A urgência climática e o dia de São Francisco
As mudanças climáticas já se constituem em realidade inegável, assim como a sua causa “antrópica”. No Brasil, cada vez mais elas se manifestam em eventos como as cheias no Sul, rios esvaziados na Amazônia, secas prolongadas e epidemia de incêndios. O cenário pode ser completado em âmbito planetário com o derretimento das geleiras e o avanço do mar, com a desertificação do solo, escassez de água e perda da biodiversidade.
Diante desse quadro é oportuno ecoar no dia de São Francisco, um alerta do atual Papa: “Não estamos reagindo de modo satisfatório, pois este mundo que nos acolhe está desmoronando” (cf. Papa Francisco. Laudate Deum, n. 2). E as alterações climáticas se constituem em um dos principais desafios que a sociedade e a comunidade global têm de enfrentar (cf. LD. n. 3).

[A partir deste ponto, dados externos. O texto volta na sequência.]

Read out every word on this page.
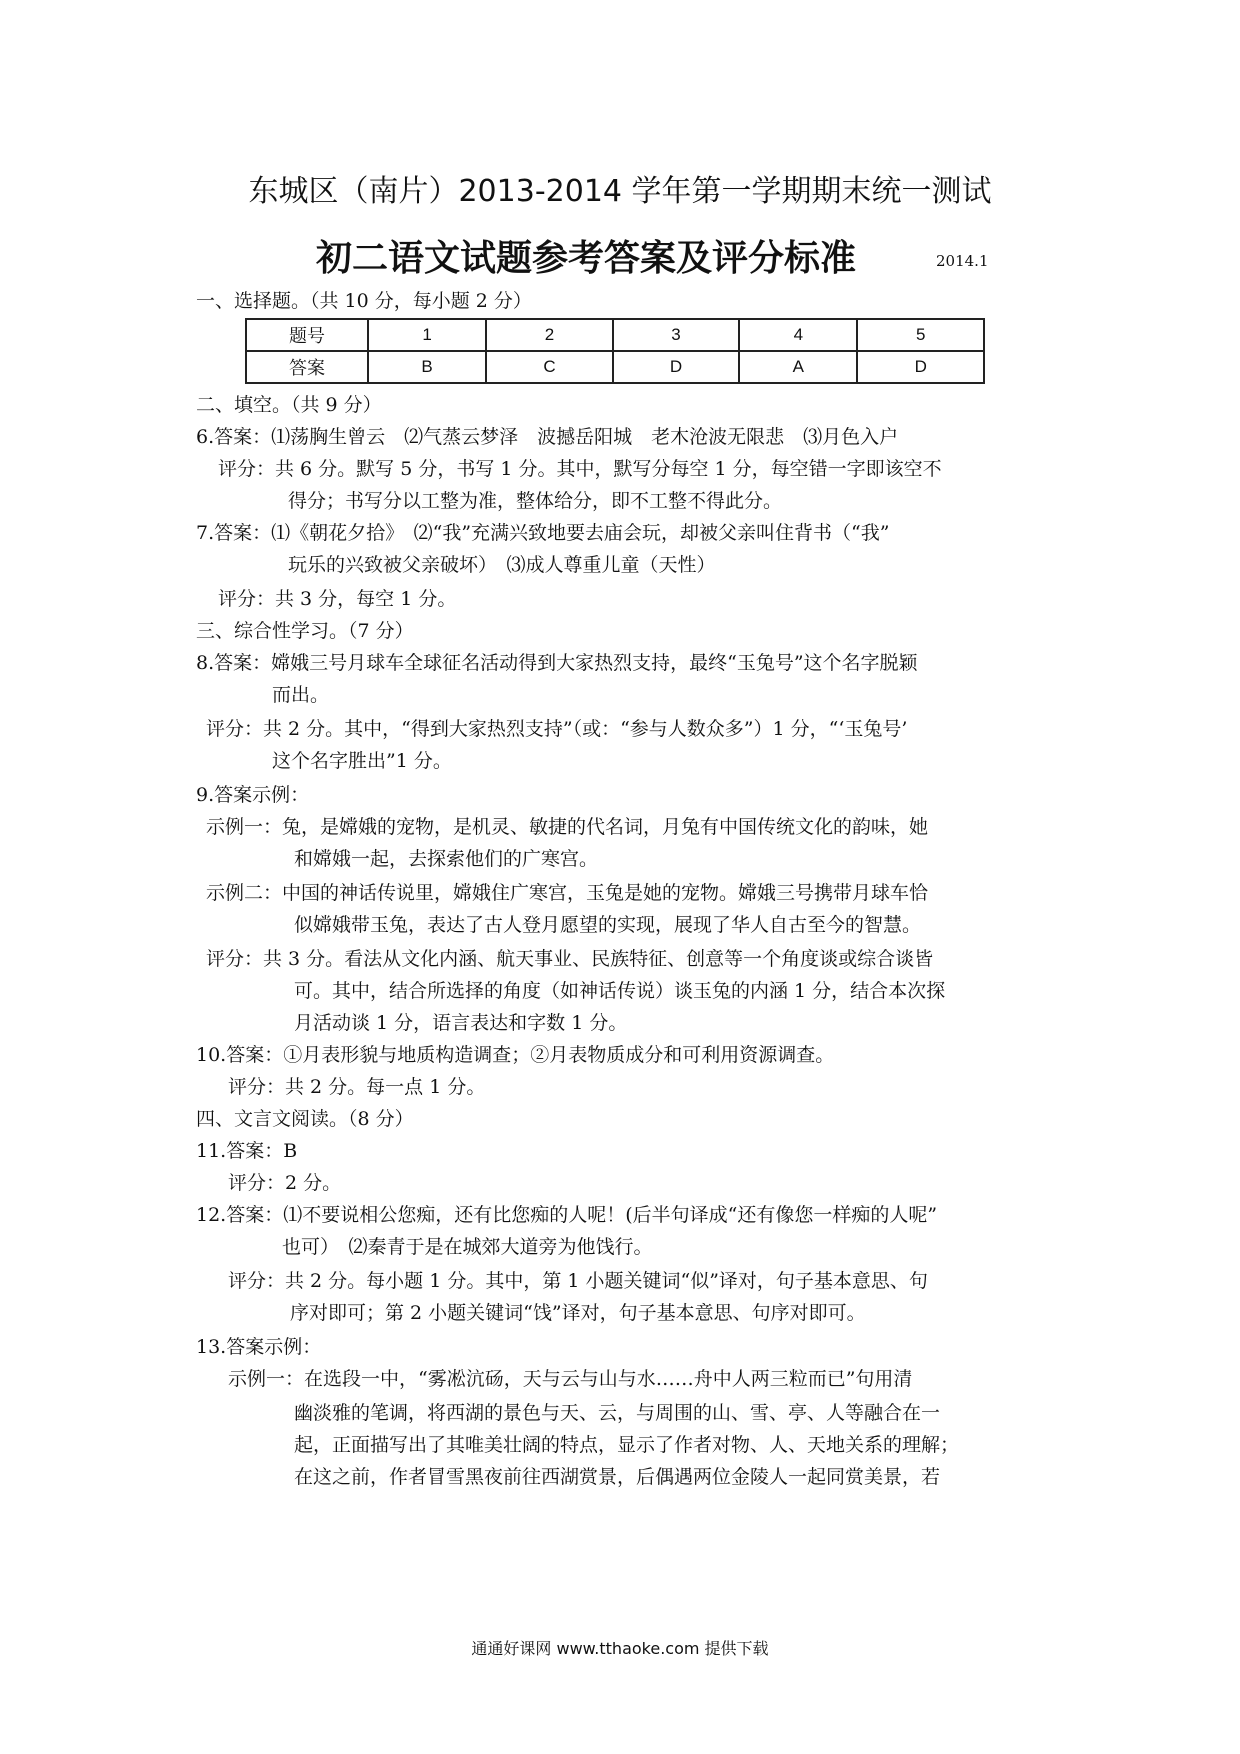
东城区（南片）2013-2014 学年第一学期期末统一测试
初二语文试题参考答案及评分标准	2014.1
一、选择题。（共 10 分，每小题 2 分）
题号	1	2	3	4	5
答案	B	C	D	A	D
二、填空。（共 9 分）
6.答案：⑴荡胸生曾云　⑵气蒸云梦泽　波撼岳阳城　老木沧波无限悲　⑶月色入户
评分：共 6 分。默写 5 分，书写 1 分。其中，默写分每空 1 分，每空错一字即该空不
得分；书写分以工整为准，整体给分，即不工整不得此分。
7.答案：⑴《朝花夕拾》　⑵“我”充满兴致地要去庙会玩，却被父亲叫住背书（“我”
玩乐的兴致被父亲破坏）　⑶成人尊重儿童（天性）
评分：共 3 分，每空 1 分。
三、综合性学习。（7 分）
8.答案：嫦娥三号月球车全球征名活动得到大家热烈支持，最终“玉兔号”这个名字脱颖
而出。
评分：共 2 分。其中，“得到大家热烈支持”（或：“参与人数众多”）1 分，“‘玉兔号’
这个名字胜出”1 分。
9.答案示例：
示例一：兔，是嫦娥的宠物，是机灵、敏捷的代名词，月兔有中国传统文化的韵味，她
和嫦娥一起，去探索他们的广寒宫。
示例二：中国的神话传说里，嫦娥住广寒宫，玉兔是她的宠物。嫦娥三号携带月球车恰
似嫦娥带玉兔，表达了古人登月愿望的实现，展现了华人自古至今的智慧。
评分：共 3 分。看法从文化内涵、航天事业、民族特征、创意等一个角度谈或综合谈皆
可。其中，结合所选择的角度（如神话传说）谈玉兔的内涵 1 分，结合本次探
月活动谈 1 分，语言表达和字数 1 分。
10.答案：①月表形貌与地质构造调查；②月表物质成分和可利用资源调查。
评分：共 2 分。每一点 1 分。
四、文言文阅读。（8 分）
11.答案：B
评分：2 分。
12.答案：⑴不要说相公您痴，还有比您痴的人呢！(后半句译成“还有像您一样痴的人呢”
也可）　⑵秦青于是在城郊大道旁为他饯行。
评分：共 2 分。每小题 1 分。其中，第 1 小题关键词“似”译对，句子基本意思、句
序对即可；第 2 小题关键词“饯”译对，句子基本意思、句序对即可。
13.答案示例：
示例一：在选段一中，“雾凇沆砀，天与云与山与水……舟中人两三粒而已”句用清
幽淡雅的笔调，将西湖的景色与天、云，与周围的山、雪、亭、人等融合在一
起，正面描写出了其唯美壮阔的特点，显示了作者对物、人、天地关系的理解；
在这之前，作者冒雪黑夜前往西湖赏景，后偶遇两位金陵人一起同赏美景，若
通通好课网 www.tthaoke.com 提供下载
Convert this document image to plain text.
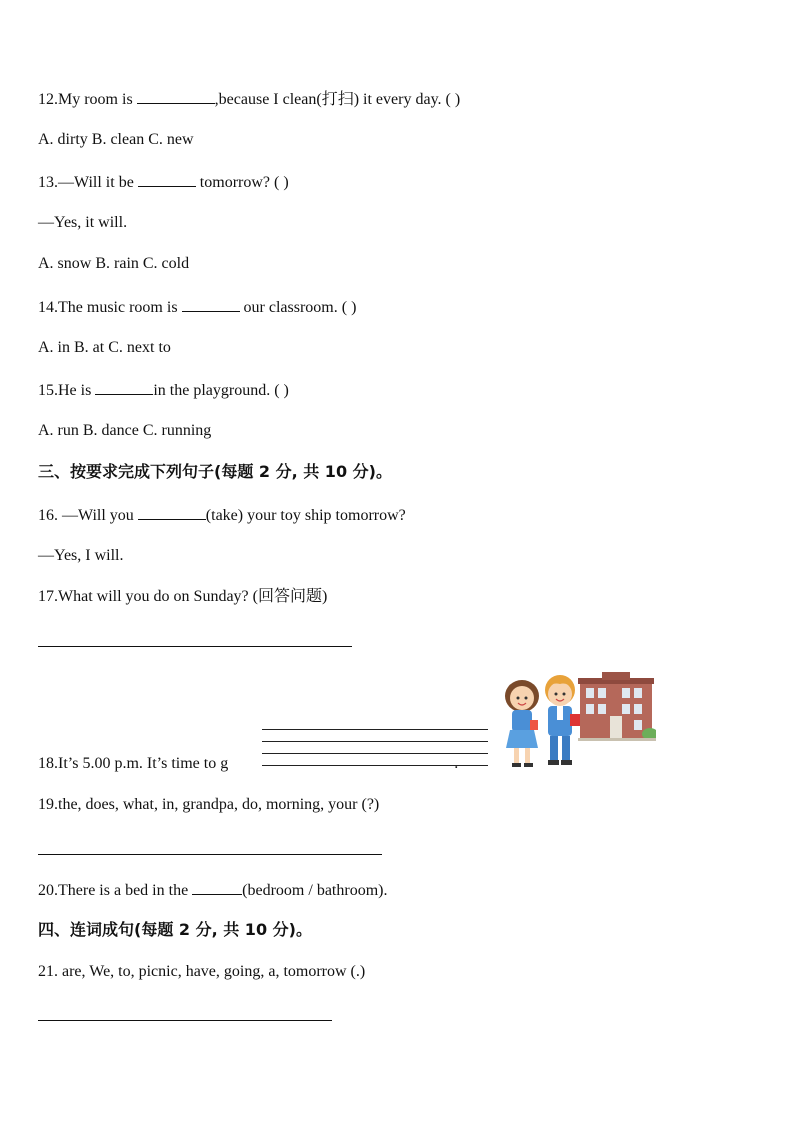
12.My room is	,because I clean(打扫) it every day. ( )
A. dirty B. clean C. new
13.—Will it be	tomorrow? ( )
—Yes, it will.
A. snow B. rain C. cold
14.The music room is	our classroom. ( )
A. in B. at C. next to
15.He is	in the playground. ( )
A. run B. dance C. running
三、按要求完成下列句子(每题 2 分, 共 10 分)。
16. —Will you	(take) your toy ship tomorrow?
—Yes, I will.
17.What will you do on Sunday? (回答问题)
18.It’s 5.00 p.m. It’s time to g	.
19.the, does, what, in, grandpa, do, morning, your (?)
20.There is a bed in the	(bedroom / bathroom).
四、连词成句(每题 2 分, 共 10 分)。
21. are, We, to, picnic, have, going, a, tomorrow (.)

Nesse contexto, o dia de São Francisco, padroeiro dos que estudam ou trabalham no campo da ecologia, vem trazer alento e iluminação. Dele emana um paradigma de vida em harmonia com a natureza, de contemplação da criação e preocupação com os pobres e abandonados (Papa Francisco. Laudato Si. n. 10). De grande capacidade contemplativa, via na criação a mensagem clara do amor de Deus em cada criatura, em cada despontar do sol e em cada cair da noite (cf. LS, n. 85).
Aceitar um Pai comum para todas as criaturas, aponta para laços invisíveis de uma grande “família universal” (cf. LS. n. 89), e reforça a responsabilidade a quem coube a tarefa de “cultivar e guardar” o jardim do mundo (cf. Gn 2,15). Com essa compreensão, a desertificação do solo deveria ser ressentida como uma doença em cada um, a extinção de uma espécie, lamentada como uma mutilação (cf. LS. n. 89).
Até um período recente, o ser humano intervinha dentro dos limites daquilo que a natureza poderia oferecer, como algumas culturas tradicionais ainda o fazem (cf. LS. n. 106). A tecnociência mudou essa relação, dando vazão ao ser humano na sua versão autônoma e onipotente, e à sua ânsia de extrai o máximo possível dos bens do planeta, como se fossem infinitos e sua recuperação ocorresse de imediato. Além do mais, a tecnociência não coopera como poderia com o desenvolvimento humano integral ou com a inclusão social (cf. LS. n. 108 e 109).
É premente pensar a problemática ecológica integrando as dimensões humanas e sociais, denominada “Ecologia Integral” pelo Papa Francisco (cf. LS. n. 137), considerando que a amplitude das mudanças do clima no planeta demanda soluções globais. É fato que as soluções mais eficazes passam por grandes decisões da política nacional e internacional.
Mesmo diante de tamanha problemática, as nações e os detentores do poder econômico não têm demonstrado esforços para implantar os acordos ratificados nas convenções do clima, diferentemente do ocorrido com o tratado internacional para a questão da camada de ozônio (cf. LD. n. 55). Diante dessa dificuldade, é oportuno relembrar que o Papa Bento dizia que o cuidado do planeta depende em grande parte da consistência moral da sociedade em geral (cf. BENTO XVI. Caritas in Veritate, n. 48).
É preciso a lucidez para perceber que o cuidado da Casa Comum, no atual momento, exige esforço de todos para tentar evitar mudanças ainda mais drásticas no clima. Mudanças pessoais e culturais para modos de vida que poluam e consumam menos, sem esbanjar, é imprescindível.
Um movimento dessa ordem pode pressionar setores econômicos e políticos a assumirem maiores responsabilidades pela sustentabilidade e preservação das condições de vida na Casa Comum. Eis uma urgente responsabilidade que paira sobre a geração atual, em vista das posteriores e da missão de cuidar e guardar o jardim do mundo (Gn 2,15). São Francisco, rogai por nós!